NUPL President Edre Olalia said Republic Act (RA) No. 10973, which President Rodrigo Duterte recently signed into law, gives the police a shortcut to avoid complying with the strict requirements needed when applying for warrants of search or arrest.

"I think it is open to questions of constitutionality for violation of the Bill of Rights...so we will question it in court, subject to resources," Olalia said.

READ: Duterte signs law giving PNP chief, officials subpoena powers

Article 3, section 2 of the Bill of RIghts states: "The right of the people to be secure in their persons, houses, papers, and effects against unreasonable searches and seizures of whatever nature and for any purpose shall be inviolable, and no search warrant or warrant of arrest shall issue except upon probable cause to be determined personally by the judge after examination under oath or affirmation of the complainant and the witnesses he may produce, and particularly describing the place to be searched and the persons or things to be seized."

He added, while the police cannot arrest those who do not heed the subpoena, a charge for obstruction of justice may be filed against them.

Olalia warned the police may use the subpoena powers to conduct a so-called fishing expedition on persons of interest for a case without the need to get warrants from the court.

"'Yung mga shortcuts na hindi nakukuha ng search warrant, hindi na kailangang kumuha ng warrant of arrest, dadaanin na lang sa subpoena," Olalia said.

[Translation: The shortcuts that aren't covered by a search warrant, they don't need to get a warrant of arrest, they'll do it with a subpoena.]

Olalia clarified that these subpeonas were not like those from the NBI or prosecutors, where there would be no prejudice if not followed.

"Dito pwede kang i-indirect contempt. Maliban diyan, ang di sinasabi nila, kahit di ka i-indirect contempt, pwede nilang sabihin obstruction of justice ka," he said.

[Translation: Here, you can be charged with indirect contempt. Apart from that, what they're not saying is, even if you're not cited for indirect contempt, they can cite you for obstruction of justice.]

Duterte approved RA 10973 on  March 1, saying police officials now have the power to summon people and request documents in aid of investigations.
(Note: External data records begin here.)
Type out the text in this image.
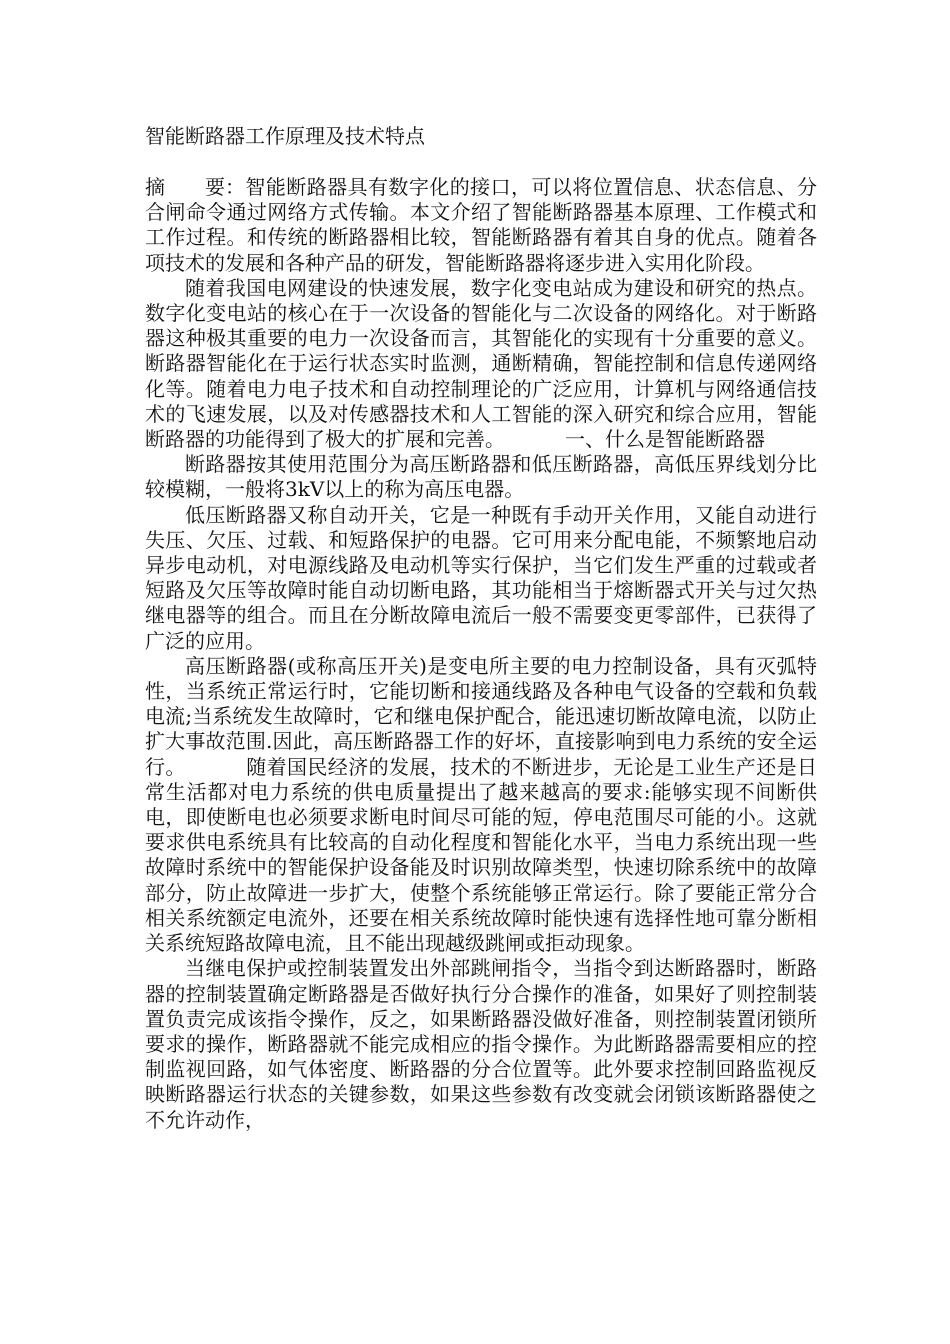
智能断路器工作原理及技术特点

摘　　要：智能断路器具有数字化的接口，可以将位置信息、状态信息、分合闸命令通过网络方式传输。本文介绍了智能断路器基本原理、工作模式和工作过程。和传统的断路器相比较，智能断路器有着其自身的优点。随着各项技术的发展和各种产品的研发，智能断路器将逐步进入实用化阶段。

随着我国电网建设的快速发展，数字化变电站成为建设和研究的热点。数字化变电站的核心在于一次设备的智能化与二次设备的网络化。对于断路器这种极其重要的电力一次设备而言，其智能化的实现有十分重要的意义。断路器智能化在于运行状态实时监测，通断精确，智能控制和信息传递网络化等。随着电力电子技术和自动控制理论的广泛应用，计算机与网络通信技术的飞速发展，以及对传感器技术和人工智能的深入研究和综合应用，智能断路器的功能得到了极大的扩展和完善。	一、什么是智能断路器

断路器按其使用范围分为高压断路器和低压断路器，高低压界线划分比较模糊，一般将3kV以上的称为高压电器。

低压断路器又称自动开关，它是一种既有手动开关作用，又能自动进行失压、欠压、过载、和短路保护的电器。它可用来分配电能，不频繁地启动异步电动机，对电源线路及电动机等实行保护，当它们发生严重的过载或者短路及欠压等故障时能自动切断电路，其功能相当于熔断器式开关与过欠热继电器等的组合。而且在分断故障电流后一般不需要变更零部件，已获得了广泛的应用。

高压断路器(或称高压开关)是变电所主要的电力控制设备，具有灭弧特性，当系统正常运行时，它能切断和接通线路及各种电气设备的空载和负载电流;当系统发生故障时，它和继电保护配合，能迅速切断故障电流，以防止扩大事故范围.因此，高压断路器工作的好坏，直接影响到电力系统的安全运行。	随着国民经济的发展，技术的不断进步，无论是工业生产还是日常生活都对电力系统的供电质量提出了越来越高的要求:能够实现不间断供电，即使断电也必须要求断电时间尽可能的短，停电范围尽可能的小。这就要求供电系统具有比较高的自动化程度和智能化水平，当电力系统出现一些故障时系统中的智能保护设备能及时识别故障类型，快速切除系统中的故障部分，防止故障进一步扩大，使整个系统能够正常运行。除了要能正常分合相关系统额定电流外，还要在相关系统故障时能快速有选择性地可靠分断相关系统短路故障电流，且不能出现越级跳闸或拒动现象。

当继电保护或控制装置发出外部跳闸指令，当指令到达断路器时，断路器的控制装置确定断路器是否做好执行分合操作的准备，如果好了则控制装置负责完成该指令操作，反之，如果断路器没做好准备，则控制装置闭锁所要求的操作，断路器就不能完成相应的指令操作。为此断路器需要相应的控制监视回路，如气体密度、断路器的分合位置等。此外要求控制回路监视反映断路器运行状态的关键参数，如果这些参数有改变就会闭锁该断路器使之不允许动作，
"The subpoena shall state the nature and purpose of the investigation, shall be directed to the person whose attendance is required, and in the case of a subpoena ducus tecum, it shall also contain a reasonable description of the books, documents, or things demanded which must be relevant to the investigation," the law said.

R.A. 10973 also said failure to comply with a PNP subpoena could lead to an indirect contempt charge at the Regional Trial Court.